Nach dem Sieg der türkischen Regierungspartei bei den Kommunalwahlen haben Tausende Oppositionsanhänger ihre Wut über das Ergebnis auf die Straße getragen. In Ankara setzte die Polizei am Dienstag Wasserwerfer gegen die Demonstranten ein, die sich vor dem Gebäude der Wahlbehörde versammelt hatten. Sie forderten eine Neuauszählung in einigen Wahlkreisen.
Die Partei von Ministerpräsident Recep Tayyip Erdogan hatte trotz Korruptionsvorwürfen gegen die Regierung ihre Macht bei der Wahl am Sonntag landesweit ausgebaut und dabei auch die Kontrolle über die Hauptstadt verteidigt.

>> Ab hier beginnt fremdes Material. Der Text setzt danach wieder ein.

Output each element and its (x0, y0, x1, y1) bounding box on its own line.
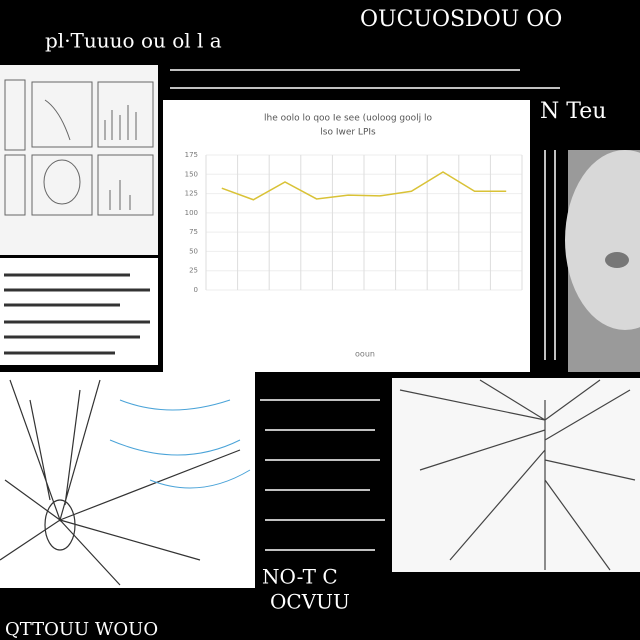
y-tick-label: 150 (185, 170, 198, 178)
caption: NO-T C (262, 565, 338, 589)
image-panel (0, 65, 158, 255)
line-chart: 0 25 50 75 100 125 150 175 (185, 151, 523, 294)
neuron-sketch (0, 379, 241, 586)
eye (605, 252, 629, 268)
heading-text: N Teu (540, 99, 606, 124)
text-lines (4, 273, 150, 355)
heading-text: pl·Tuuuo ou ol l a (45, 29, 222, 53)
face-shape (565, 150, 640, 330)
y-tick-label: 175 (185, 151, 198, 159)
image-panel (392, 378, 640, 572)
tree-sketch (399, 379, 636, 571)
sketch (4, 79, 154, 216)
caption: OCVUU (270, 590, 350, 614)
blue-sketch (109, 399, 251, 489)
y-tick-label: 50 (189, 247, 198, 255)
y-tick-label: 125 (185, 190, 198, 198)
caption: QTTOUU WOUO (5, 619, 158, 640)
y-tick-label: 25 (189, 267, 198, 275)
y-tick-label: 75 (189, 228, 198, 236)
chart-subtitle: lso Iwer LPIs (320, 128, 376, 138)
y-tick-label: 100 (185, 209, 198, 217)
scribble-lines (170, 69, 560, 551)
x-axis-label: ooun (355, 350, 375, 359)
image-panel (0, 372, 255, 588)
y-tick-label: 0 (194, 286, 198, 294)
chart-panel (163, 100, 530, 372)
data-line (221, 171, 507, 201)
chart-title: lhe oolo lo qoo Ie see (uoloog goolj lo (264, 114, 433, 124)
heading-text: OUCUOSDOU OO (360, 7, 562, 32)
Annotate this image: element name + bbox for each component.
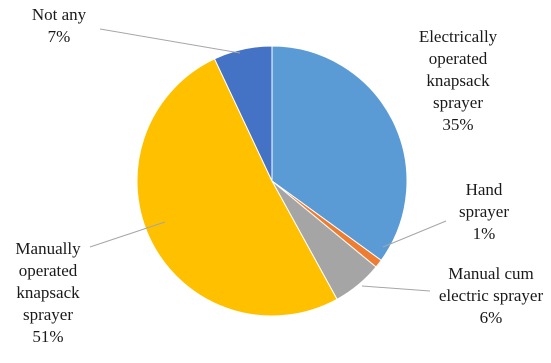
slice-label: Hand sprayer 1%: [459, 180, 509, 243]
leader-line: [382, 220, 447, 248]
slice-label: Electrically operated knapsack sprayer 35%: [419, 27, 498, 134]
labels-layer: Electrically operated knapsack sprayer 35% Ha…: [15, 5, 543, 346]
slice-label: Manual cum electric sprayer 6%: [439, 264, 544, 327]
slice-value-label: 35%: [442, 115, 473, 134]
leader-line: [361, 285, 431, 292]
slice-category-label: Manual cum: [448, 264, 533, 283]
slice-category-label: operated: [429, 49, 488, 68]
slice-category-label: Electrically: [419, 27, 498, 46]
slice-label: Manually operated knapsack sprayer 51%: [15, 239, 81, 346]
pie-slice: [271, 45, 408, 262]
leader-line: [99, 28, 241, 54]
slice-category-label: Manually: [15, 239, 81, 258]
pie-slice: [136, 58, 338, 317]
slices-layer: [136, 45, 408, 317]
slice-category-label: electric sprayer: [439, 286, 544, 305]
leader-line: [89, 221, 166, 248]
slice-value-label: 7%: [48, 27, 71, 46]
slice-category-label: knapsack: [426, 71, 490, 90]
slice-category-label: sprayer: [433, 93, 483, 112]
slice-category-label: operated: [19, 261, 78, 280]
slice-value-label: 1%: [473, 224, 496, 243]
slice-value-label: 51%: [32, 327, 63, 346]
pie-slice: [213, 45, 273, 182]
slice-category-label: knapsack: [16, 283, 80, 302]
slice-category-label: Not any: [32, 5, 87, 24]
slice-category-label: Hand: [466, 180, 503, 199]
leader-lines-layer: [89, 28, 447, 292]
slice-label: Not any 7%: [32, 5, 87, 46]
slice-category-label: sprayer: [459, 202, 509, 221]
slice-value-label: 6%: [480, 308, 503, 327]
slice-category-label: sprayer: [23, 305, 73, 324]
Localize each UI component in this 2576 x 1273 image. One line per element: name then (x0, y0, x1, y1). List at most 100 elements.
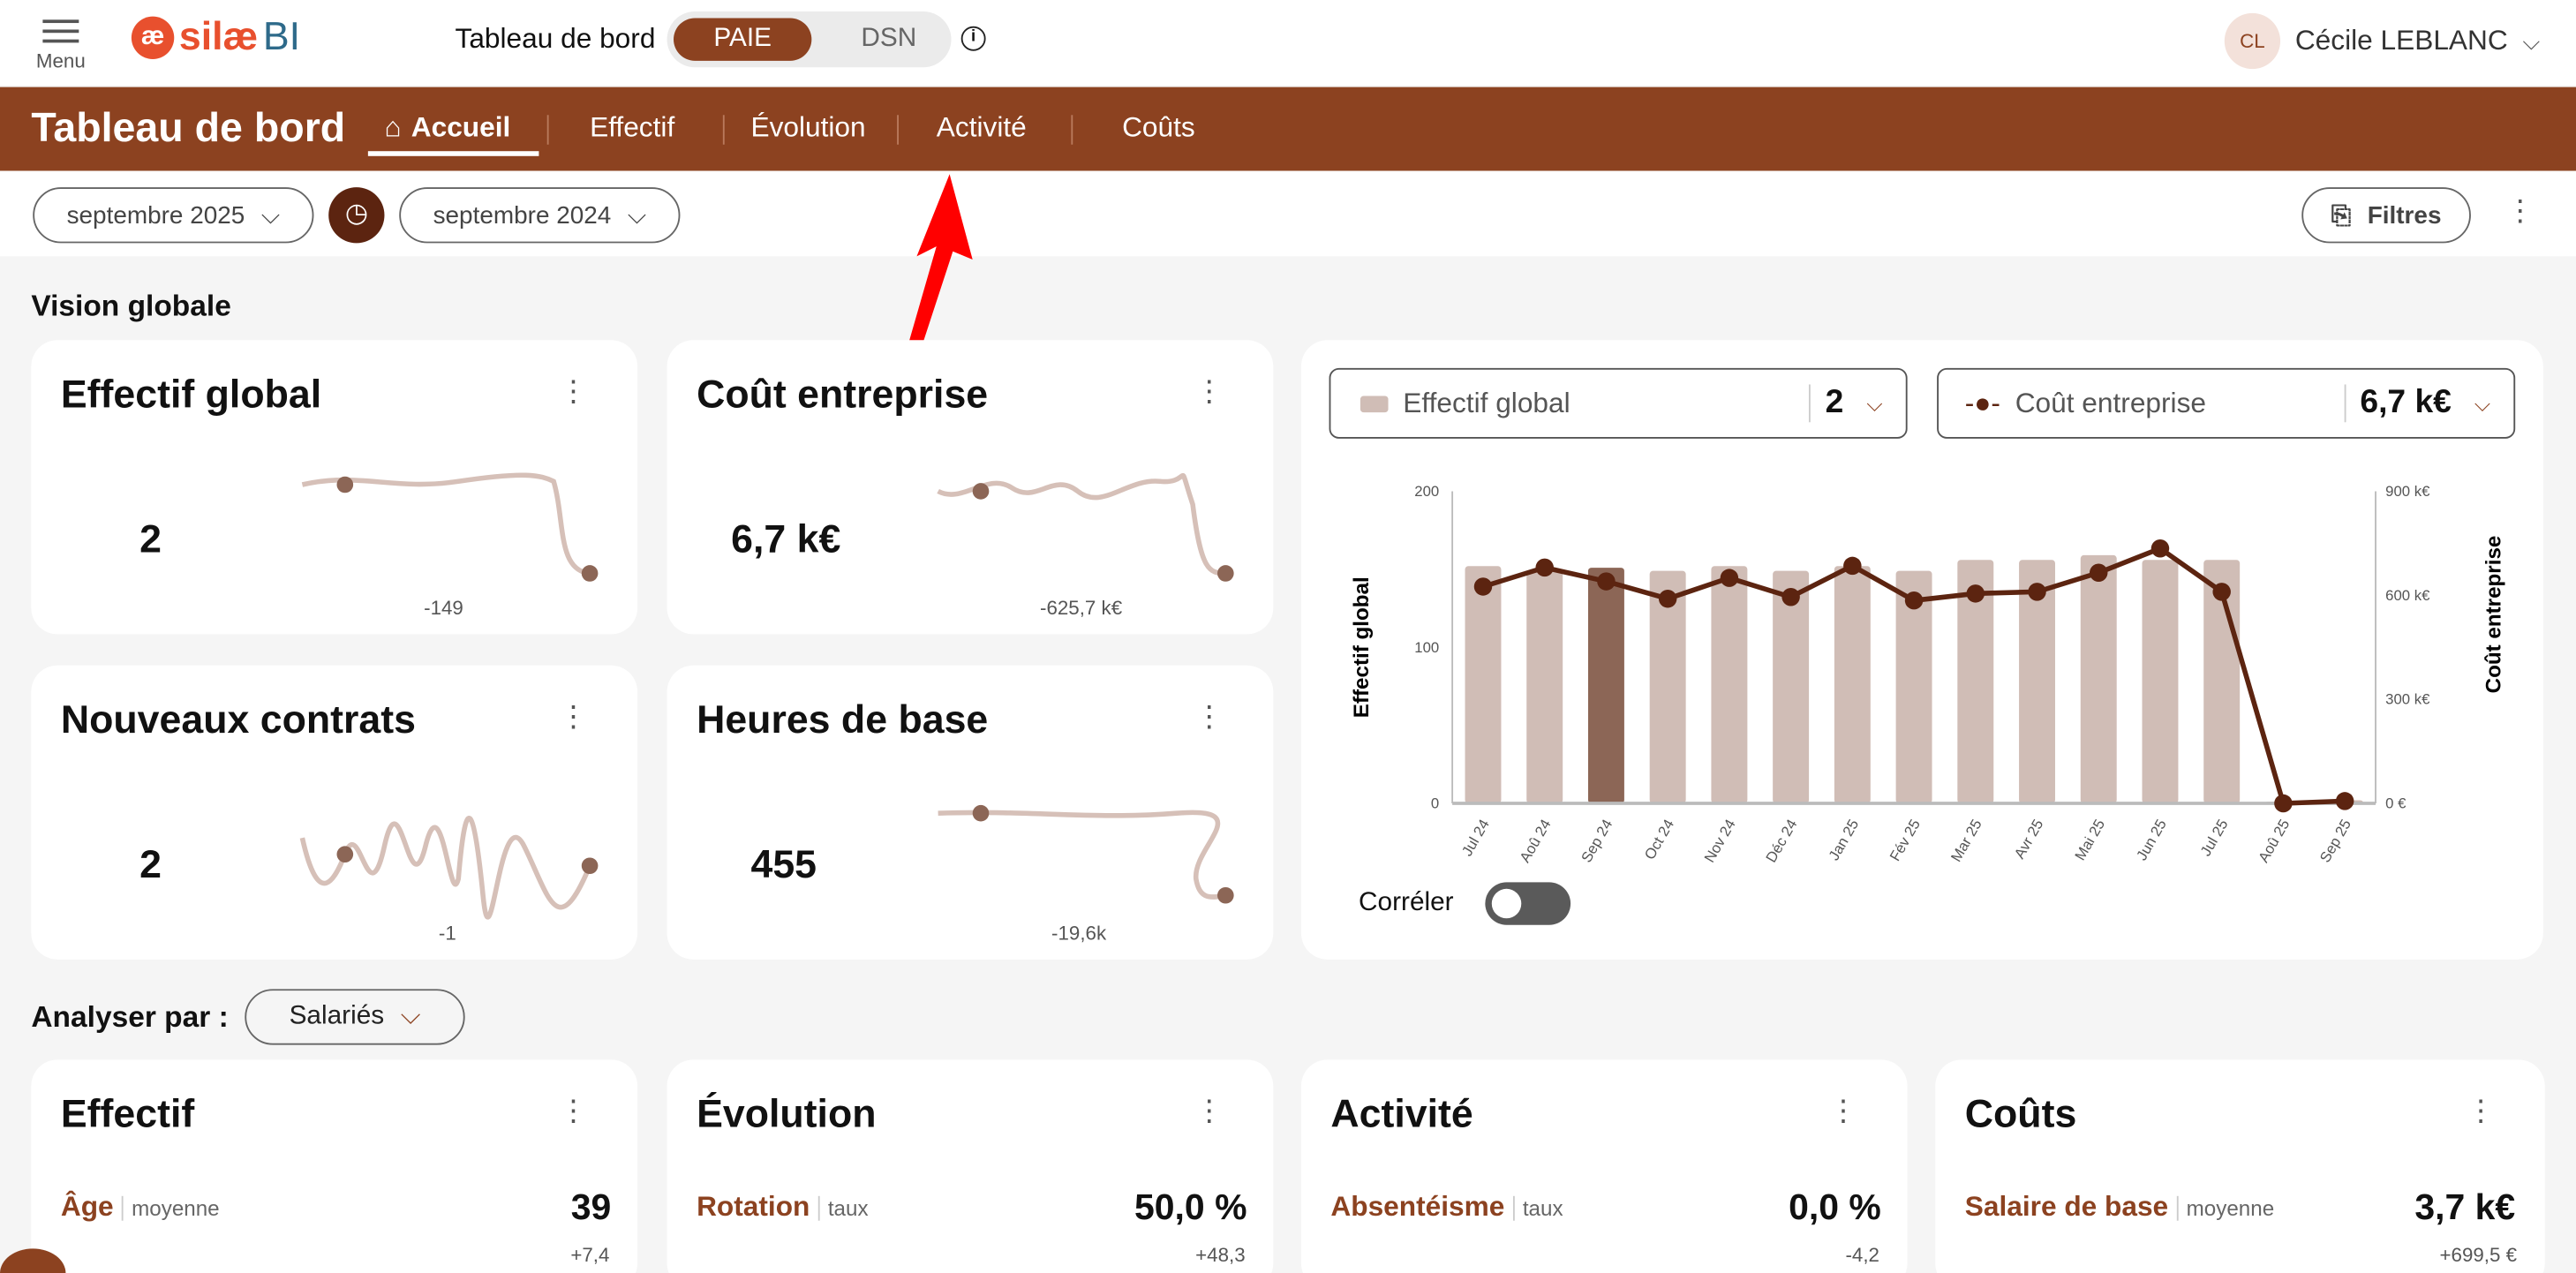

Dort fiel das Ergebnis allerdings besonders knapp aus, Betrugsvorwürfe wurden laut. "Dieb Tayyip" skandierte die Menge, bevor die Bereitschaftspolizei gegen sie vorging.
Im Südosten des Landes kam es Sicherheitskreisen zufolge zu Zusammenstößen zwischen der Polizei und Demonstranten. Die Beamten setzten Tränengas und Wasserwerfer ein. Die Auseinandersetzungen in dem Bezirk Ceylanpinar an der Grenze zu Syrien wurden ausgelöst, als Gerüchte über Wahlbetrug zugunsten der auch hier siegreichen AKP die Runde machten.
Gestärkt durch den Sieg seiner Partei hatte Erdogan seinen Gegnern mit einem noch härteren Kurs gedroht. Die Korruptionsvorwürfe haben ihn vor die größte Herausforderung seiner zwölfjährigen Amtszeit gestellt, auf die er mit massenhaften Strafversetzungen in Polizei und Justiz reagierte. Er führt die Bestechungsvorwürfe auf eine Verschwörung zurück und versucht, den Zugang zu Internetdiensten wie Twitter sperren zu lassen.
Dem Aufruf der Opposition in solchen sozialen Netzen folgten in Ankara nun zahlreiche Studenten und versammelten sich in der Zentrale der Partei CHP. Dort durchforsteten sie in der Nacht zum Dienstag die Wahlergebnisse nach Anzeichen für Manipulation. Offizielle Resultate stehen noch aus. Nach den im Fernsehen veröffentlichten Auszählungen liegt die CHP landesweit mit 26 bis 28 Prozent der Stimmen weit hinter der AKP mit rund 44 Prozent. Der traditionell für die weltliche Elite des Landes stehenden Partei CHP gelang es offenbar trotz des Bestechungsskandals rund um Erdogans Regierung nicht, Wähler über ihr traditionelles Klientel hinaus für sich zu gewinnen.
Die Wahlbehörde will erst allen Betrugsvorwürfen nachgehen, bevor sie Endergebnisse veröffentlicht. Dies kann Wochen dauern. Allein in Ankara hat die CHP 8000 Beschwerden eingereicht. Der in Istanbul knapp unterlegene CHP-Kandidat Mustafa Sarigul forderte eine Neuauszählung der Stimmen in der Finanzmetropole des Landes. Der Bürgermeister-Kandidat der CHP in Ankara, Mansur Yavas, sagte, seine Partei würde im Streit um den Wahlausgang notfalls auch vor das Verfassungsgericht ziehen.